Hajrasouliha, Amir Reza; Kaplan, Henry J.

Current Opinion in Allergy and Clinical Immunology: October 2012 - Volume 12 - Issue 5 - p 504–509
doi: 10.1097/ACI.0b013e328357d3a4
EYE ALLERGY: Edited by Leonard Bielory and Stefano Bonini

Purpose of review Current scientific evidence suggests that the systemic immune response is affected by exposure to light. During the past century man has been exposed for the first time in evolution to light at night, as well as increasing ultraviolet radiation through depletion of the ozone layer in our atmosphere. These ecological changes have enhanced the impact of light on our systemic immune response. We will review the effect of light on the systemic immune response with particular emphasis on ocular immunity.

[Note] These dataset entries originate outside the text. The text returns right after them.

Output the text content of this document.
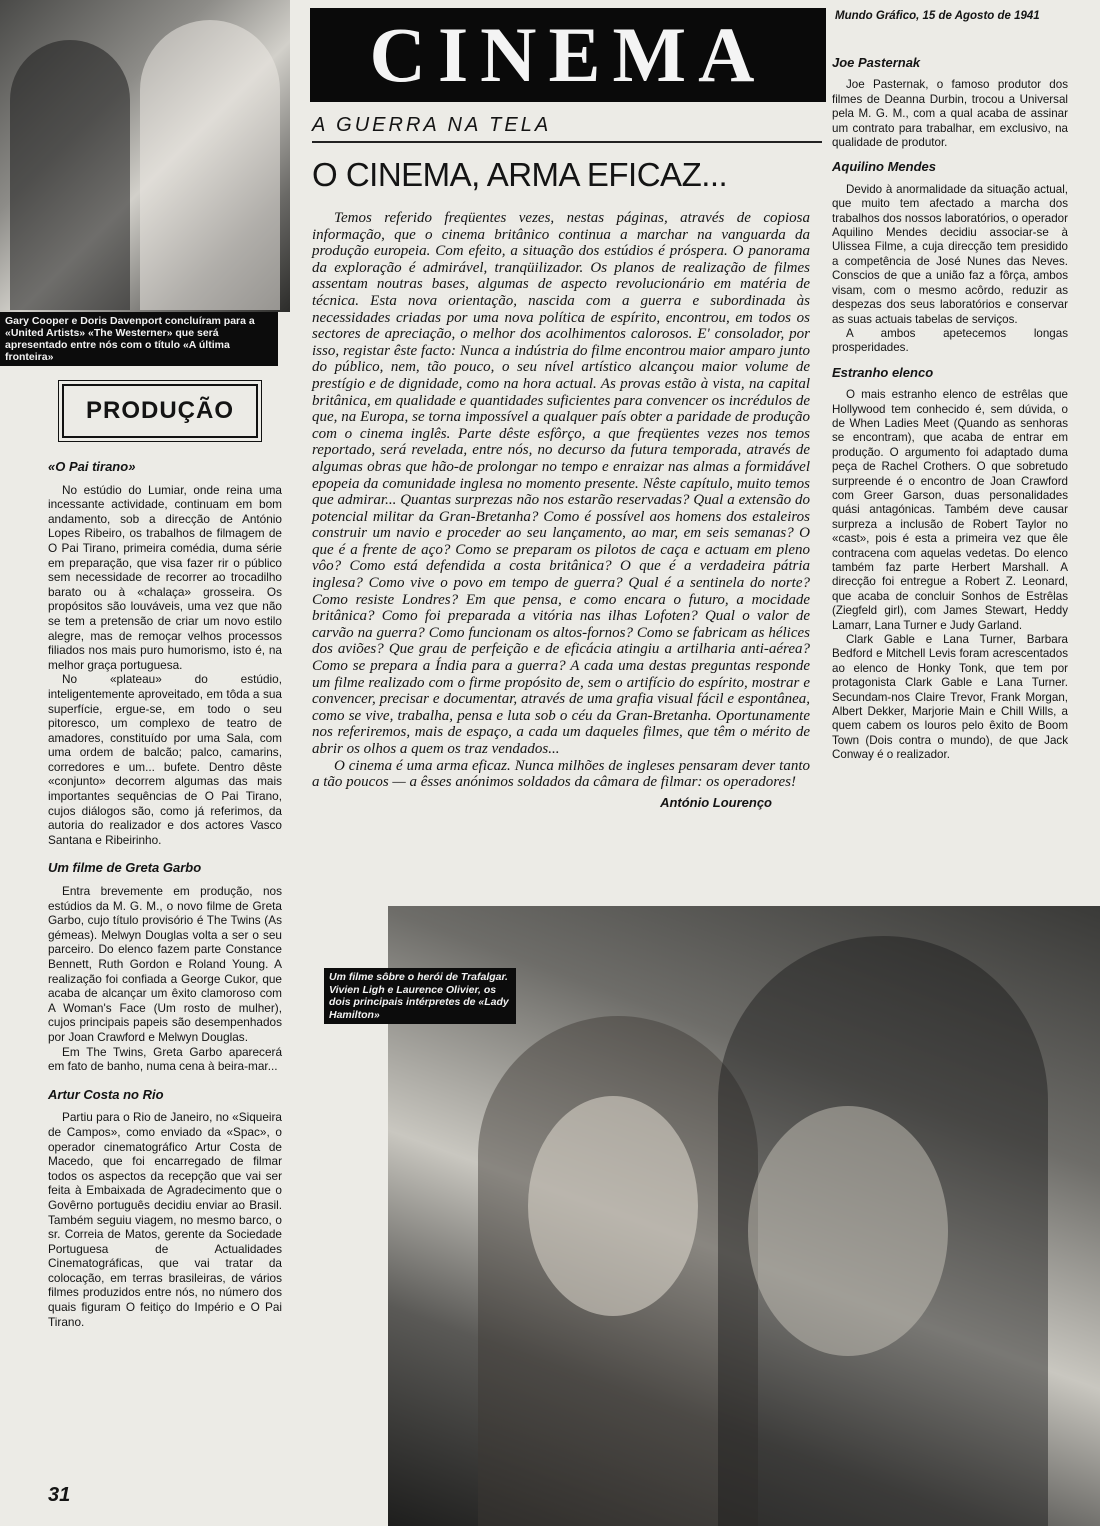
Gary Cooper e Doris Davenport concluíram para a «United Artists» «The Westerner» que será apresentado entre nós com o título «A última fronteira»
CINEMA	Mundo Gráfico, 15 de Agosto de 1941
A GUERRA NA TELA
O CINEMA, ARMA EFICAZ...

Temos referido freqüentes vezes, nestas páginas, através de copiosa informação, que o cinema britânico continua a marchar na vanguarda da produção europeia. Com efeito, a situação dos estúdios é próspera. O panorama da exploração é admirável, tranqüilizador. Os planos de realização de filmes assentam noutras bases, algumas de aspecto revolucionário em matéria de técnica. Esta nova orientação, nascida com a guerra e subordinada às necessidades criadas por uma nova política de espírito, encontrou, em todos os sectores de apreciação, o melhor dos acolhimentos calorosos. E' consolador, por isso, registar êste facto: Nunca a indústria do filme encontrou maior amparo junto do público, nem, tão pouco, o seu nível artístico alcançou maior volume de prestígio e de dignidade, como na hora actual. As provas estão à vista, na capital britânica, em qualidade e quantidades suficientes para convencer os incrédulos de que, na Europa, se torna impossível a qualquer país obter a paridade de produção com o cinema inglês. Parte dêste esfôrço, a que freqüentes vezes nos temos reportado, será revelada, entre nós, no decurso da futura temporada, através de algumas obras que hão-de prolongar no tempo e enraizar nas almas a formidável epopeia da comunidade inglesa no momento presente. Nêste capítulo, muito temos que admirar... Quantas surprezas não nos estarão reservadas? Qual a extensão do potencial militar da Gran-Bretanha? Como é possível aos homens dos estaleiros construir um navio e proceder ao seu lançamento, ao mar, em seis semanas? O que é a frente de aço? Como se preparam os pilotos de caça e actuam em pleno vôo? Como está defendida a costa britânica? O que é a verdadeira pátria inglesa? Como vive o povo em tempo de guerra? Qual é a sentinela do norte? Como resiste Londres? Em que pensa, e como encara o futuro, a mocidade britânica? Como foi preparada a vitória nas ilhas Lofoten? Qual o valor de carvão na guerra? Como funcionam os altos-fornos? Como se fabricam as hélices dos aviões? Que grau de perfeição e de eficácia atingiu a artilharia anti-aérea? Como se prepara a Índia para a guerra? A cada uma destas preguntas responde um filme realizado com o firme propósito de, sem o artifício do espírito, mostrar e convencer, precisar e documentar, através de uma grafia visual fácil e espontânea, como se vive, trabalha, pensa e luta sob o céu da Gran-Bretanha. Oportunamente nos referiremos, mais de espaço, a cada um daqueles filmes, que têm o mérito de abrir os olhos a quem os traz vendados...

O cinema é uma arma eficaz. Nunca milhões de ingleses pensaram dever tanto a tão poucos — a êsses anónimos soldados da câmara de filmar: os operadores!

António Lourenço
PRODUÇÃO

«O Pai tirano»

No estúdio do Lumiar, onde reina uma incessante actividade, continuam em bom andamento, sob a direcção de António Lopes Ribeiro, os trabalhos de filmagem de O Pai Tirano, primeira comédia, duma série em preparação, que visa fazer rir o público sem necessidade de recorrer ao trocadilho barato ou à «chalaça» grosseira. Os propósitos são louváveis, uma vez que não se tem a pretensão de criar um novo estilo alegre, mas de remoçar velhos processos filiados nos mais puro humorismo, isto é, na melhor graça portuguesa.

No «plateau» do estúdio, inteligentemente aproveitado, em tôda a sua superfície, ergue-se, em todo o seu pitoresco, um complexo de teatro de amadores, constituído por uma Sala, com uma ordem de balcão; palco, camarins, corredores e um... bufete. Dentro dêste «conjunto» decorrem algumas das mais importantes sequências de O Pai Tirano, cujos diálogos são, como já referimos, da autoria do realizador e dos actores Vasco Santana e Ribeirinho.

Um filme de Greta Garbo

Entra brevemente em produção, nos estúdios da M. G. M., o novo filme de Greta Garbo, cujo título provisório é The Twins (As gémeas). Melwyn Douglas volta a ser o seu parceiro. Do elenco fazem parte Constance Bennett, Ruth Gordon e Roland Young. A realização foi confiada a George Cukor, que acaba de alcançar um êxito clamoroso com A Woman's Face (Um rosto de mulher), cujos principais papeis são desempenhados por Joan Crawford e Melwyn Douglas.

Em The Twins, Greta Garbo aparecerá em fato de banho, numa cena à beira-mar...

Artur Costa no Rio

Partiu para o Rio de Janeiro, no «Siqueira de Campos», como enviado da «Spac», o operador cinematográfico Artur Costa de Macedo, que foi encarregado de filmar todos os aspectos da recepção que vai ser feita à Embaixada de Agradecimento que o Govêrno português decidiu enviar ao Brasil. Também seguiu viagem, no mesmo barco, o sr. Correia de Matos, gerente da Sociedade Portuguesa de Actualidades Cinematográficas, que vai tratar da colocação, em terras brasileiras, de vários filmes produzidos entre nós, no número dos quais figuram O feitiço do Império e O Pai Tirano.

Joe Pasternak

Joe Pasternak, o famoso produtor dos filmes de Deanna Durbin, trocou a Universal pela M. G. M., com a qual acaba de assinar um contrato para trabalhar, em exclusivo, na qualidade de produtor.

Aquilino Mendes

Devido à anormalidade da situação actual, que muito tem afectado a marcha dos trabalhos dos nossos laboratórios, o operador Aquilino Mendes decidiu associar-se à Ulissea Filme, a cuja direcção tem presidido a competência de José Nunes das Neves. Conscios de que a união faz a fôrça, ambos visam, com o mesmo acôrdo, reduzir as despezas dos seus laboratórios e conservar as suas actuais tabelas de serviços.

A ambos apetecemos longas prosperidades.

Estranho elenco

O mais estranho elenco de estrêlas que Hollywood tem conhecido é, sem dúvida, o de When Ladies Meet (Quando as senhoras se encontram), que acaba de entrar em produção. O argumento foi adaptado duma peça de Rachel Crothers. O que sobretudo surpreende é o encontro de Joan Crawford com Greer Garson, duas personalidades quási antagónicas. Também deve causar surpreza a inclusão de Robert Taylor no «cast», pois é esta a primeira vez que êle contracena com aquelas vedetas. Do elenco também faz parte Herbert Marshall. A direcção foi entregue a Robert Z. Leonard, que acaba de concluir Sonhos de Estrêlas (Ziegfeld girl), com James Stewart, Heddy Lamarr, Lana Turner e Judy Garland.

Clark Gable e Lana Turner, Barbara Bedford e Mitchell Levis foram acrescentados ao elenco de Honky Tonk, que tem por protagonista Clark Gable e Lana Turner. Secundam-nos Claire Trevor, Frank Morgan, Albert Dekker, Marjorie Main e Chill Wills, a quem cabem os louros pelo êxito de Boom Town (Dois contra o mundo), de que Jack Conway é o realizador.

Um filme sôbre o herói de Trafalgar. Vivien Ligh e Laurence Olivier, os dois principais intérpretes de «Lady Hamilton»
31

Recent findings Visible light is now recognized to be important in the maintenance of immune privilege within the eye; however, little is known about the mechanism through which this effect occurs. Recent studies suggest that the generation of regulatory T cells involved in immune privilege within the eye is dependent on retinoic acid formation by retinal pigment epithelial cells. Light is also important in modulation of multiple pathways including adjustment of circadian rhythm and production of vitamin D.

Summary Light regulates our biologic systems in many different ways. Its effect on the systemic immune response suggests that it is important in maintaining health, as well as in the induction of disease. A better understanding of the interaction of light with our biologic systems may allow new preventive measures to avoid disease and novel forms of treatment.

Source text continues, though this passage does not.